İmam-ı Muhammed (rh.a) bu hadisi zikrettikten sonra: "Netice olarak bir kimse malûm olan şirk itikadını (kalbî durumunu) tesbit etme imkânımız yoktur. Neyi ikrar ettiğini duyarsak, o inançta olduğuna hükmederiz"[5] buyurmaktadır. Sonuç olarak; imanın aslî rüknü kalben tasdiktir. Dünya ahkâmının icrası açısından zarurî olan rüknü ise; dil ile ikrar etmektir. Eğer bir kimse; kalben tasdik eder, fakat bunu dili ile ikrar etmezse, hali insanlarca meçhul kalır.

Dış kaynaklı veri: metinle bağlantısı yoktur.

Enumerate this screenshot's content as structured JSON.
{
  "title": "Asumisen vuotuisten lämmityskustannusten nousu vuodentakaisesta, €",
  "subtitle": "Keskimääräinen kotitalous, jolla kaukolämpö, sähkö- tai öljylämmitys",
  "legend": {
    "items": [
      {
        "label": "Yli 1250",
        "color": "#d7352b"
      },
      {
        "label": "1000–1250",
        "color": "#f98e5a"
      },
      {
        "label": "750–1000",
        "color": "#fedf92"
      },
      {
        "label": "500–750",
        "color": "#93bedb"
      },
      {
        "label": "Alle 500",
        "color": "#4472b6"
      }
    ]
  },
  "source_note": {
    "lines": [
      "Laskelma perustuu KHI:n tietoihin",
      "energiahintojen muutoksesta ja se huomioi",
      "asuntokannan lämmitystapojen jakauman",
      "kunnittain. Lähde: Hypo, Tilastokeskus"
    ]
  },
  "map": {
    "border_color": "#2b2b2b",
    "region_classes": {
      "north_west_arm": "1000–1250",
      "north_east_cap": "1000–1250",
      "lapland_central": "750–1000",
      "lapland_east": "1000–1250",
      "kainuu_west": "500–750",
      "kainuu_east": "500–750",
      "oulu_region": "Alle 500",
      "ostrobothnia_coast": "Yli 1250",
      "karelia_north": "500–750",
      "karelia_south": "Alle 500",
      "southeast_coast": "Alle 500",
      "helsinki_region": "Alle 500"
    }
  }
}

Tabiî dil ile ikrar için herhangi bir ehliyet ârızası (dilsiz olma veya ikrah-ı mülci altında bulunma gibi) sözkonusu olmamalıdır. [6]
[1] İbn-i Abidin, Reddü'I Muhtar Ale'd Dürri'I Muhtar, İst.1983, c. IX, sh. 5.
[2] İmam-ı Azam Ebû Hanife, el-Alim ve'l Müteallim, Kahire 1368 Z. Kevseri Neşri, sh. 57.
[3] İmam-ı Maturidi, Kitabû't-Tevhid, Kahire: 1970, sh. 373 vd.
[4] Sahih-i Müslim, İst. 1401, c.l, sh. 51-52 Had. No: 32.
[5] İmam-ı Muhammed, Siyer-i Kebir, İst. 1980, Evs Yay. c. I, sh.173.
[6] Yusuf Kerimoğlu, Kelimeler ve Kavramlar, İnkılap Yayınları: 205-206.